2 yıldır süren ve son aylarda kördüğüme dönen Brexit sürecinde İngiltere ve İskoçya sık sık karşı karşıya geldi.
İki ülke arasında ipleri geren son adım ise dün İskoçya Başbakanı Nicola Sturgeon’ın açıklamasıyla atıldı.
“Brexit mi, bağımsız bir Avrupa ülkesi mi?”
İskoçya Başbakanı Nicola Sturgeon, İskoç parlamentosunda yaptığı konuşmada, mevcut parlamentonun görev süresi içerisinde “Brexit ile bağımsız bir Avrupa ülkesi olarak İskoçya’nın geleceği arasında bir tercih sunulmasına ihtiyaç olduğunu” belirtti.
“İngiltere’nin onayına ihtiyacımız yok”
Başbakan Sturgeon, 2019 yılına kadar bağımsızlık konusunda bir tercih yapılması için hareete geçeceklerini açıkladı. “İngiltere’nin onayına ihtiyacımız yok.Westminster hükümet sistemi, (Birleşik Krallık sistemi), İskoçya’nın çıkarlarına hizmet etmiyor” diye konuştu.” dedi.
Sturgeon ayrıca, başka atılabilecek adımlar için de uzmanlardan oluşan bir danışma grubu oluşturulduğunu belirtti.
Birleşik Krallık merkezi hükümetinde bölünme korkusu
BBC’de yer alan habere göre İskoçya’da yapılan anketler, 2014’teki oy oranlarında fazla bir değişikliğin olmadığını gösteriyor.
Birleşik Krallık merkezi hükümetinin İskoçya’dan sorumlu bakanı David Mundell, İskoçya halkının bir kuşak boyunca geçerliliğini korumak üzere 2014’te kararını verdiğini ifade etti.

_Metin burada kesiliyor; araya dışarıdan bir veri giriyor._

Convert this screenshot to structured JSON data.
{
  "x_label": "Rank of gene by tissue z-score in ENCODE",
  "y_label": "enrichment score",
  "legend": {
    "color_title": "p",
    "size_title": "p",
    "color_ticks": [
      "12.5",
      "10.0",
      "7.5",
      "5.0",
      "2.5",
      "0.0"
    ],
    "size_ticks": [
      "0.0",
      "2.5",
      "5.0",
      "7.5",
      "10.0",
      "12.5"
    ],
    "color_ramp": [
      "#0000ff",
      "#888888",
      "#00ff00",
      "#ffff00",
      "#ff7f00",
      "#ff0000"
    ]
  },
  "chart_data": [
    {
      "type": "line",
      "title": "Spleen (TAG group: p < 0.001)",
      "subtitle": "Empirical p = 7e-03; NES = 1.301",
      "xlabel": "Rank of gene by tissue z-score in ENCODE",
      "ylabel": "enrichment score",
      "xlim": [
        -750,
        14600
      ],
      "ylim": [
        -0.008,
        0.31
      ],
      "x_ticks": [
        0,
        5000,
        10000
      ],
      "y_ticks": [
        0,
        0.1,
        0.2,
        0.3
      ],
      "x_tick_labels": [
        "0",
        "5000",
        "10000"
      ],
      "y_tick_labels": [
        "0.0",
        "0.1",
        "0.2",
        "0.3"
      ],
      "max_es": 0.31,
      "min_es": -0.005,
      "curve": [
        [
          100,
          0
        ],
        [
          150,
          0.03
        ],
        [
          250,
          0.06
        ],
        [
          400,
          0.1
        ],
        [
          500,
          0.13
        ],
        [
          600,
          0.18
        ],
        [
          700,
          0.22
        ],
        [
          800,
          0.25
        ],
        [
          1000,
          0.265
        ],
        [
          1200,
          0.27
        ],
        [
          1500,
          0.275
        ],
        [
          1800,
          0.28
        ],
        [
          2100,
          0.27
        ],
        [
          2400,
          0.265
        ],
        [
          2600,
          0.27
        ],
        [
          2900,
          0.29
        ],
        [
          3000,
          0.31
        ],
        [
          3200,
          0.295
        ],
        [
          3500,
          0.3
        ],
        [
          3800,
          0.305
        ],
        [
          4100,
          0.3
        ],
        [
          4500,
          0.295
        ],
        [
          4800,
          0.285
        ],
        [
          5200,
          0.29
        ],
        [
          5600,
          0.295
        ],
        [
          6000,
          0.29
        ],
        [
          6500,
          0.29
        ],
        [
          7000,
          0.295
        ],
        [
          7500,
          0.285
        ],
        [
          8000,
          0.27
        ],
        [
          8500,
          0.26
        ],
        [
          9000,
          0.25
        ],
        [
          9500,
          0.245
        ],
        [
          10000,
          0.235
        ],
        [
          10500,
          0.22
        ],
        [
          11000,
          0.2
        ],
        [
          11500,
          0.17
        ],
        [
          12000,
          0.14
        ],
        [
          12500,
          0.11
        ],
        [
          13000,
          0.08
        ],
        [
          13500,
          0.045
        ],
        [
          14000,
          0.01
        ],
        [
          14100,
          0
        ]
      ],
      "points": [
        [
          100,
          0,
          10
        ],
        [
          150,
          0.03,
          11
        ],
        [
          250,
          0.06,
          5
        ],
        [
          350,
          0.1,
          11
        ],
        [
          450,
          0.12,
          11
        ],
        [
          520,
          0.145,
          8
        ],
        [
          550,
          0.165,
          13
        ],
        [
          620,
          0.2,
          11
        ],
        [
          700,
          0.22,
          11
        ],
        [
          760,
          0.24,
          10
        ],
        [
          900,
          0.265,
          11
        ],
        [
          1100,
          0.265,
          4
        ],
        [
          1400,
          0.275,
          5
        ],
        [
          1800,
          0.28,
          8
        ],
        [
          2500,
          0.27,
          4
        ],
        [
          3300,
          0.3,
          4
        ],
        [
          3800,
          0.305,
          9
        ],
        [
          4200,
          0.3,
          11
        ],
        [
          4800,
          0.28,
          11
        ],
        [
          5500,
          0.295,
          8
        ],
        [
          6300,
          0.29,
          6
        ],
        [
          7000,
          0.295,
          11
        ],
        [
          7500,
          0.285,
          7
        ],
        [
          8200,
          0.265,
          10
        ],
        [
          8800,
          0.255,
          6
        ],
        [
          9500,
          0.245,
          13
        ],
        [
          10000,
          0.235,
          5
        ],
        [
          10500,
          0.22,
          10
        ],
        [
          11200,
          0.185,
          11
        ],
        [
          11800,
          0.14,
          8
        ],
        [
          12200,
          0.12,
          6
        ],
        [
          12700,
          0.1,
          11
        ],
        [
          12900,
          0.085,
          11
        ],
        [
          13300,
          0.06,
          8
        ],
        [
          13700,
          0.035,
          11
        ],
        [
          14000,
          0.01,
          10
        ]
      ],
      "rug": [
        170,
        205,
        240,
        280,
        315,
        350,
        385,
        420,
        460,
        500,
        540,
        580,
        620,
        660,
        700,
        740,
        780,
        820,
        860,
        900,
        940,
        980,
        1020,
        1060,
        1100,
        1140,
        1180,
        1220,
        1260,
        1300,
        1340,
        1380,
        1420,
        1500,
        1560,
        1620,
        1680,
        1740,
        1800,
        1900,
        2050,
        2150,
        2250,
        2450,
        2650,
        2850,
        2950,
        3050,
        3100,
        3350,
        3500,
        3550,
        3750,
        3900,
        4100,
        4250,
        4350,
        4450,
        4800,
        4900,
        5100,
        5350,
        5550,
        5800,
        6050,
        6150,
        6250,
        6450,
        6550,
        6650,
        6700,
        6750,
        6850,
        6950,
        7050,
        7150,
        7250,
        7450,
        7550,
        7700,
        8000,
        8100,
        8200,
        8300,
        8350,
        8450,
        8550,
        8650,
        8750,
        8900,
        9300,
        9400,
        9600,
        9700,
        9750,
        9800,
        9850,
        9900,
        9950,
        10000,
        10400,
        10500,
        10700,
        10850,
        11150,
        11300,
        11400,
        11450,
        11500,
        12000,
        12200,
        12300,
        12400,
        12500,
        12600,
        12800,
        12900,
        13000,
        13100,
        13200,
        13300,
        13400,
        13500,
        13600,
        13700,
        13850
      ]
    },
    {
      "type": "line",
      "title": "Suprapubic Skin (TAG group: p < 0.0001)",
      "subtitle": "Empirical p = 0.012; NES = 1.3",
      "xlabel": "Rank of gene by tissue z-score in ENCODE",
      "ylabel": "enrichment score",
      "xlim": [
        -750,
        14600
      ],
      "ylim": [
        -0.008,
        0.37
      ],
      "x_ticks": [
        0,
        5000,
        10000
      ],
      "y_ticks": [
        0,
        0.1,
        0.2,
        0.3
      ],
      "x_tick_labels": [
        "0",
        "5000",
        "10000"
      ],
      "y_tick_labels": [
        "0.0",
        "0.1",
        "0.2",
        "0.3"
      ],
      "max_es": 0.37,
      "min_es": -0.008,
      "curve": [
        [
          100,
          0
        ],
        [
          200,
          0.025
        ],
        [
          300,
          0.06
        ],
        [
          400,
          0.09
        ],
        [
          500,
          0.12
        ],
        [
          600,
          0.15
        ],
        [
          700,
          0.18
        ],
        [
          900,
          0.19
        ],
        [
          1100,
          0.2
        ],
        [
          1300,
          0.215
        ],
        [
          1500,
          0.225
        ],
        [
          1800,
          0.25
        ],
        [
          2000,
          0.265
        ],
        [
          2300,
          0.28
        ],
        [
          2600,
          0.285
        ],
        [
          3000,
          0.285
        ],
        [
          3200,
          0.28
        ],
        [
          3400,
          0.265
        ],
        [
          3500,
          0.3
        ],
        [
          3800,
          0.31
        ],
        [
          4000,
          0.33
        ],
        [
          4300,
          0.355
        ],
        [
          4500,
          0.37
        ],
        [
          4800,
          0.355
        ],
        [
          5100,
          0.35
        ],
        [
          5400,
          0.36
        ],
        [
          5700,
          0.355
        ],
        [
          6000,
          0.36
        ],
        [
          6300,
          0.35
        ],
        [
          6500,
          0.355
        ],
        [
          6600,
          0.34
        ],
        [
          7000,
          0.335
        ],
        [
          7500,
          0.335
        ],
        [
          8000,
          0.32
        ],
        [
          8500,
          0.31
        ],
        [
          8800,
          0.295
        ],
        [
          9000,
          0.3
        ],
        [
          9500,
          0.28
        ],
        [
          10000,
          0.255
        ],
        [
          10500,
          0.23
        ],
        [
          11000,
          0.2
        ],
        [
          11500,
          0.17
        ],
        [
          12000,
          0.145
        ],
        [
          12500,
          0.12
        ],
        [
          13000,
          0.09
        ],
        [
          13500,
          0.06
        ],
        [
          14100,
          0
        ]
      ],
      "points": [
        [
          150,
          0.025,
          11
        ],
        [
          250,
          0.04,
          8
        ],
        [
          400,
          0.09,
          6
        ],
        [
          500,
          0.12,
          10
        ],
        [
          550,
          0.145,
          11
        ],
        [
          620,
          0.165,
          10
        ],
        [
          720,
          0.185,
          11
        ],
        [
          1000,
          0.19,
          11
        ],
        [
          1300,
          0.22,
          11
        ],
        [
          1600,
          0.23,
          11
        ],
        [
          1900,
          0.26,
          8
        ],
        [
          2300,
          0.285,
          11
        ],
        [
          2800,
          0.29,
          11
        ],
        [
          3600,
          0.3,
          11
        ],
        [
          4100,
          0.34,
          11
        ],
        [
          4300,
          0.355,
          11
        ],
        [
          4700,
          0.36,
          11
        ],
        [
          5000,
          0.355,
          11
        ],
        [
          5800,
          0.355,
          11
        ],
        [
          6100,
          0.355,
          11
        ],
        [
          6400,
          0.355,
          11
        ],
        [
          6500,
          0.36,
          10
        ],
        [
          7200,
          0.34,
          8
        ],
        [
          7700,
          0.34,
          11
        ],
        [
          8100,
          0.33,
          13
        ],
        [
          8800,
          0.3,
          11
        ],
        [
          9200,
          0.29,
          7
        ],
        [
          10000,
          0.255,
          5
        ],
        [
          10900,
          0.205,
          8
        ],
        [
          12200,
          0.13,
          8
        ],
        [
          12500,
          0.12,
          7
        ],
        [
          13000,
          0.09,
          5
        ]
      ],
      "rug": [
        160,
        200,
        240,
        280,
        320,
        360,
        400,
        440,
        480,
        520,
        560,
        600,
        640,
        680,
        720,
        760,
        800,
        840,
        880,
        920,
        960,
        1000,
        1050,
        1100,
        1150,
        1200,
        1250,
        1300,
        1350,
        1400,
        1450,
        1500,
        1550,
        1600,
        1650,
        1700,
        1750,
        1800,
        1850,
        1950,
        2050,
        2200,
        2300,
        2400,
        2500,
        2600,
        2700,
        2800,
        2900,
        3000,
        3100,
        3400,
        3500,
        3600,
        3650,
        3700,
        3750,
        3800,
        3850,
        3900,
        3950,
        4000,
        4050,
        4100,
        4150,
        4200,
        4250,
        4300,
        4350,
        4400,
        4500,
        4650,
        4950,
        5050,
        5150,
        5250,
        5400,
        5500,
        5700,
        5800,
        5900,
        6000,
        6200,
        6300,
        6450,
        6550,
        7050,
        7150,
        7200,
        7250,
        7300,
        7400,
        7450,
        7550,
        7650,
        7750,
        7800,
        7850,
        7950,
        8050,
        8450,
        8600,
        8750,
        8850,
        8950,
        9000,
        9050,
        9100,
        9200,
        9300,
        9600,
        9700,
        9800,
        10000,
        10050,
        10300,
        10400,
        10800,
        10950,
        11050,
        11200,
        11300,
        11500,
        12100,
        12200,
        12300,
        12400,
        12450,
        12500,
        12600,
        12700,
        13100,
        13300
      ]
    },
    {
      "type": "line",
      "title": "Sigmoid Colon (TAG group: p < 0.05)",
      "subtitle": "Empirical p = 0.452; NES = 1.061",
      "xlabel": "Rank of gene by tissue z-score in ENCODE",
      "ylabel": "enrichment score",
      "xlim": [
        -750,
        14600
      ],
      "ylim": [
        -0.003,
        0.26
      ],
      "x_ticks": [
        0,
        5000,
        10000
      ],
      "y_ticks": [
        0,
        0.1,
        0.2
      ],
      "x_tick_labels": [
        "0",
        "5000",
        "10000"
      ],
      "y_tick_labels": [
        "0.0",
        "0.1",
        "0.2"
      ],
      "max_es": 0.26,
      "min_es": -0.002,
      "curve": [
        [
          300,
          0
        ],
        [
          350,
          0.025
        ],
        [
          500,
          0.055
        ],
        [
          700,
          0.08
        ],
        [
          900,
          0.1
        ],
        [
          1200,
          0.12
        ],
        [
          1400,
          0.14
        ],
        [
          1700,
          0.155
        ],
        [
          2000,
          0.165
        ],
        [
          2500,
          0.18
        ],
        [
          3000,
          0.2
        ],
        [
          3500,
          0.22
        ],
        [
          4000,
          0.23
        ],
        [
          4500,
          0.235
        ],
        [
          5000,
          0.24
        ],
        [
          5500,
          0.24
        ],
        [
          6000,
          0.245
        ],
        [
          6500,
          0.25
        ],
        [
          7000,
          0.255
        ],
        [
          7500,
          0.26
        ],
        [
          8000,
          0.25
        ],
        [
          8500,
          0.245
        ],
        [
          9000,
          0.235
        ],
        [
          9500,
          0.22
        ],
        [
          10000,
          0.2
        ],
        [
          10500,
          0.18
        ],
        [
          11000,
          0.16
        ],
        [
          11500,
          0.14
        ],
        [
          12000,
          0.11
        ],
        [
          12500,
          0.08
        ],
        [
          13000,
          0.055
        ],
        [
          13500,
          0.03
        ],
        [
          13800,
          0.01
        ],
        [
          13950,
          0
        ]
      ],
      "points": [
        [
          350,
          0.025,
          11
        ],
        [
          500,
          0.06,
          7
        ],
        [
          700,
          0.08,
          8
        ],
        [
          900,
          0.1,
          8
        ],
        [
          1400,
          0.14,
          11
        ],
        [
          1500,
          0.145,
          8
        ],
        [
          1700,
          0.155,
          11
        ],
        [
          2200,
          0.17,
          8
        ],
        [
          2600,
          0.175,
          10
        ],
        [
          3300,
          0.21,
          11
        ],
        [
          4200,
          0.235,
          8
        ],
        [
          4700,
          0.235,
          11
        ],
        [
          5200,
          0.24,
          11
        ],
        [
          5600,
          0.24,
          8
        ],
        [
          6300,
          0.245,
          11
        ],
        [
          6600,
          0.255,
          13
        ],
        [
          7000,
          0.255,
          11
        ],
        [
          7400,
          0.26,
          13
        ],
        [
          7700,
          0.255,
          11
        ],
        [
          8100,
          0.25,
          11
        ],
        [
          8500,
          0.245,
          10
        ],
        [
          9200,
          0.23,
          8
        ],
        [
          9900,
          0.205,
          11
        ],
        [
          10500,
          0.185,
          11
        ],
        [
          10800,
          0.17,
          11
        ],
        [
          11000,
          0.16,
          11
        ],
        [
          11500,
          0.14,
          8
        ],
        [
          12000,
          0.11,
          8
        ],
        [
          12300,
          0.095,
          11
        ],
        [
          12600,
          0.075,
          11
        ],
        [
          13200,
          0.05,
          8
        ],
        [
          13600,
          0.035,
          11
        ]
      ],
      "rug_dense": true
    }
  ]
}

Mundell, Sturgeon’ın bu sonuca saygı göstermek yerine anayasal değişiklik için direttiğini, “sürekli kargaşa ve bölünmeyi teşvik etmek yerine İskoç halkının görüşlerini dinlemesi, ekonominin ve okulların iyileştirilmesine çalışması gerektiğini” söyledi.